Mais la consommation continue de progresser en valeur absolue et devrait encore augmenter jusqu’en 2040, selon l’Agence Internationale de l’Énergie. D’abord car le secteur du transport absorbe encore plus de 50 % du pétrole et que les voitures thermiques seront plus nombreuses dans les années à venir dans les pays développés, même si les achats de véhicules électriques progressent.  Les vingt prochaines années seront aussi marquées par une hausse du trafic aérien (de 4 à 5 %, selon l’Agence Internationale de Transport Aérien), maritime et routier… Très gourmands en pétrole. 

Enfin, la pétrochimie consomme de plus en plus d’hydrocarbures pour répondre à la demande croissante de produits plastiques… La progression du recyclage et la disparition de certains produits en plastique ne concerne en effet que certains pays.
 

Des réserves plus importantes

Dans les années 60, on pensait que le pic pétrolier, c’est à dire le moment où la production baisserait, aurait lieu dans les années 2000. Une estimation qui s’est révélée fausse : en 2018, quasiment 85 millions de barils étaient produits par jour, soit 57 % de plus qu’au milieu des années 70.
 
L’amélioration des techniques d’exploration-extraction a notamment permis d’accéder au pétrole non conventionnel. Les réserves prouvées culminent à 1700 milliards de barils depuis quelques années, soit 2,5 fois plus qu’au début des années 80. Ces réserves prouvées désignent les quantités de pétrole qui ont 90 % de chance d’être récupérées et rentabilisées. À distinguer des « réserves prouvées et probables (50 % de chance d’être récupérées), et des réserves « prouvées, probables et possibles » dont ces chances chutent à 10 %.
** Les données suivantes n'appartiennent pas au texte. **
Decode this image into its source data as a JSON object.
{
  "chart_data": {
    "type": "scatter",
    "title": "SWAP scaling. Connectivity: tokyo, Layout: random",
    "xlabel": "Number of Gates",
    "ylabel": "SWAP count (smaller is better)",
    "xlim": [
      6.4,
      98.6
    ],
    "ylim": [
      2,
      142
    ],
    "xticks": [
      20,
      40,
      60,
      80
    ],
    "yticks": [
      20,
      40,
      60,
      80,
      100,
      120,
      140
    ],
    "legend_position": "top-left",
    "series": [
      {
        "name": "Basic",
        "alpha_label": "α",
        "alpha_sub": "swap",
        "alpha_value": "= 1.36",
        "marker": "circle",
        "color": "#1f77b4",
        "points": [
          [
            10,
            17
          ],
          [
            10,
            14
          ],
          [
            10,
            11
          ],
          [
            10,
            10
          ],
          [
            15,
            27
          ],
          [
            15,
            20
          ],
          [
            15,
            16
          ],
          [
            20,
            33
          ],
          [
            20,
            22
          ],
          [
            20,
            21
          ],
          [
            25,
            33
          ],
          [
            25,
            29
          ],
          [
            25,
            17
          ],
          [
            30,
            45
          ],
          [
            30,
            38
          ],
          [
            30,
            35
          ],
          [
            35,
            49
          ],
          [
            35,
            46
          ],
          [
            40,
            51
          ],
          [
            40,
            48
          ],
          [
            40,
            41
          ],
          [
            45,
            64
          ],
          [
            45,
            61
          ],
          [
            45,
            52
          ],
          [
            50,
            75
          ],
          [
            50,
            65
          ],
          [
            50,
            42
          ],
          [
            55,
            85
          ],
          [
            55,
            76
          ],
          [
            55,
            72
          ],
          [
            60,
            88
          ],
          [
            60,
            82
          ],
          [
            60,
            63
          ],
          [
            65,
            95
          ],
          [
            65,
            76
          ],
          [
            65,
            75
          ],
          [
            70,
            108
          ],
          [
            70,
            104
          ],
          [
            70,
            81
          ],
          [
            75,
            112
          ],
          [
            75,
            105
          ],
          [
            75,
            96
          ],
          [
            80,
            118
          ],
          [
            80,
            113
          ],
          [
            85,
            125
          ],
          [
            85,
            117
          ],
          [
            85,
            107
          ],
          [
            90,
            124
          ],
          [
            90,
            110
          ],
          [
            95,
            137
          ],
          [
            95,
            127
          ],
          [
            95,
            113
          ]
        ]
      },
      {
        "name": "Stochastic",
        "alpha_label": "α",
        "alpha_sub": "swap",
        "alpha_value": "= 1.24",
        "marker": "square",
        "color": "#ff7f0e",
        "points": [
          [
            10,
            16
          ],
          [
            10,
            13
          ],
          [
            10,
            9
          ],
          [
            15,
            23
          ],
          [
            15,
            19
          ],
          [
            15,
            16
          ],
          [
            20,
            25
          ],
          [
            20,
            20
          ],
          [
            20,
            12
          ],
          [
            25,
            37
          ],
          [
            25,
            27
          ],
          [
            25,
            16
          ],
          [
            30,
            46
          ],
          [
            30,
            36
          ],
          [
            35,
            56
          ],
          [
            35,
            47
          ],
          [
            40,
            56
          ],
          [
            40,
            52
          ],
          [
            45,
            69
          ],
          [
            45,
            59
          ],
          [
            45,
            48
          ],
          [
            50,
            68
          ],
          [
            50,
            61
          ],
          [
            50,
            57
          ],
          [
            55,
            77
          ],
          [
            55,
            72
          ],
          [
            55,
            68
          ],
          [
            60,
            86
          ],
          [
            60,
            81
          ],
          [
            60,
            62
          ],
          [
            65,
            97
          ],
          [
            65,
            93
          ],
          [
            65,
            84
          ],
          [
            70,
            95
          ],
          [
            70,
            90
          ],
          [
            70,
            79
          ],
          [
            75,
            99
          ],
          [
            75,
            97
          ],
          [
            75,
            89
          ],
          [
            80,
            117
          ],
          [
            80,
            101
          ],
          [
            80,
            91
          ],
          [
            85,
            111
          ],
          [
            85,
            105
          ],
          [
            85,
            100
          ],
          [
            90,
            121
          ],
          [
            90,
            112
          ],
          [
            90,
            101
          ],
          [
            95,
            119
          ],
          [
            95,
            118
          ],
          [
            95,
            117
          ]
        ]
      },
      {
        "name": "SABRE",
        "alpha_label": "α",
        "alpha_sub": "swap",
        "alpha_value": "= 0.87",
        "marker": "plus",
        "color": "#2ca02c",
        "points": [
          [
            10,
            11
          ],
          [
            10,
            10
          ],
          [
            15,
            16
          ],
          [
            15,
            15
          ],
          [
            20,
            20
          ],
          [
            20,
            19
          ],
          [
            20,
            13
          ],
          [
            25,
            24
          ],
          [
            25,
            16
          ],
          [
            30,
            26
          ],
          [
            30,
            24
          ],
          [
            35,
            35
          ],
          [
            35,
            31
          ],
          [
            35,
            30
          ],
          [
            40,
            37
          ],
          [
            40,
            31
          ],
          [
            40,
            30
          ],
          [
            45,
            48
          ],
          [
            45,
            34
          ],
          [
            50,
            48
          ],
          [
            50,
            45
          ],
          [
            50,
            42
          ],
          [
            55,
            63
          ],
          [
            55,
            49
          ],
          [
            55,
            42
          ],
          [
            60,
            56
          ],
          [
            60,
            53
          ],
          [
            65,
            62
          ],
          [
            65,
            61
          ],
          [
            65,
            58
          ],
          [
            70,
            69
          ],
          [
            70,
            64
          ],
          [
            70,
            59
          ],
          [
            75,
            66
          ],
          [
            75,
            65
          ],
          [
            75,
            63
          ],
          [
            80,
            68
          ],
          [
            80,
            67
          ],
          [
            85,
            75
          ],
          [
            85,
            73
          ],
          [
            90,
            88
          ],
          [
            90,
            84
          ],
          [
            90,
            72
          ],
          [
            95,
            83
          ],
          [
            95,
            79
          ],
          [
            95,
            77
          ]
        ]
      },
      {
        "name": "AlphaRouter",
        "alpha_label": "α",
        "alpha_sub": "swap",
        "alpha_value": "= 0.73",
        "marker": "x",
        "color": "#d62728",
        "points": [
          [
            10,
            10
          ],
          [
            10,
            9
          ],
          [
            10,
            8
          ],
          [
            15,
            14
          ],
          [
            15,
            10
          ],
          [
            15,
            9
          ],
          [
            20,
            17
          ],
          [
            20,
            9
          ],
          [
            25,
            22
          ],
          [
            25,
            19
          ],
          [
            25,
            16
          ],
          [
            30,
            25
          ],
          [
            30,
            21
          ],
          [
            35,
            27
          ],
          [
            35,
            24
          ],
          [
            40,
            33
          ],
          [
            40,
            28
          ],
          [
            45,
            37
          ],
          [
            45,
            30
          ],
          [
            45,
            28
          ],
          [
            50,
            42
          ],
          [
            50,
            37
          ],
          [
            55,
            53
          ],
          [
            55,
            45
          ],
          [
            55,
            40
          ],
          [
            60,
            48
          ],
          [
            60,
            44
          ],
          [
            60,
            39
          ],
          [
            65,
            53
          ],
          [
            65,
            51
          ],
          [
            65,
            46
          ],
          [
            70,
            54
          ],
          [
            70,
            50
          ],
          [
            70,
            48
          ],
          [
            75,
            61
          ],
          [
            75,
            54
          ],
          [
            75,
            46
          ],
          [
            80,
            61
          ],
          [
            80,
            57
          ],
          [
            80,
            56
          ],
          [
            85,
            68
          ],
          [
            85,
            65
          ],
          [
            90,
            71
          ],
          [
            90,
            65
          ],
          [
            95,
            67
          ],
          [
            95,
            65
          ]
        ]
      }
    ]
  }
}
Les réserves prouvées pourraient couvrir un peu moins de 50 années de consommation, ce qui repousse un peu plus l’échéance du pic pétrolier…Mais une étude publiée fin 2019 par le Centre de recherche géologique de Finlande (GTK) contredit cette théorie.

Mais le pétrole est de plus en plus cher à extraire

Ce rapport souligne que s’il reste « beaucoup de pétrole », il est « de plus en plus cher d’y accéder ». Et que l’offre est limitée « par le nombre de projets économiquement viables. »
 
Il estime aussi qu’environ 81 % des champs pétrolifères (pétrole conventionnel, NDLR) sont actuellement en déclin, et que le taux de découverte de nouveaux champs pétrolifères est à son plus bas.
 
Cette diminution des réserves de pétrole conventionnel (dont l’exploitation se fait par un simple forage) est actuellement compensée par celles de pétrole non conventionnel. Mais son extraction nécessite notamment le recours à la fracturation hydraulique qui est très couteuse, comme pour le pétrole de schiste américain, dont la production moyenne a augmenté de 28 % entre 2010 et 2018.

Vers une civilisation de l’après-fossile ?

Selon le GTK, nous approchons donc rapidement d’un point où les investisseurs perdront confiance dans l’industrie pétrolière, de moins en moins rentable. Le rapport conclut que la production américaine de pétrole de schiste « sera probablement en déclin terminal dans les 5 à 10 prochaines années« .

C’est aussi l’analyse du prospectiviste Jeremy Rifkin, qui prédit l’effondrement de la civilisation fossile d’ici 2028, notamment car les énergies renouvelables deviennent beaucoup moins chères que le pétrole.

Mais le crack pétrolier ne saurait permettre à lui seul l’avènement d’une civilisation de l’après-fossile. Un changement de société global, de nos modes de consommation et de production, est pour cela nécessaire, et désormais urgent.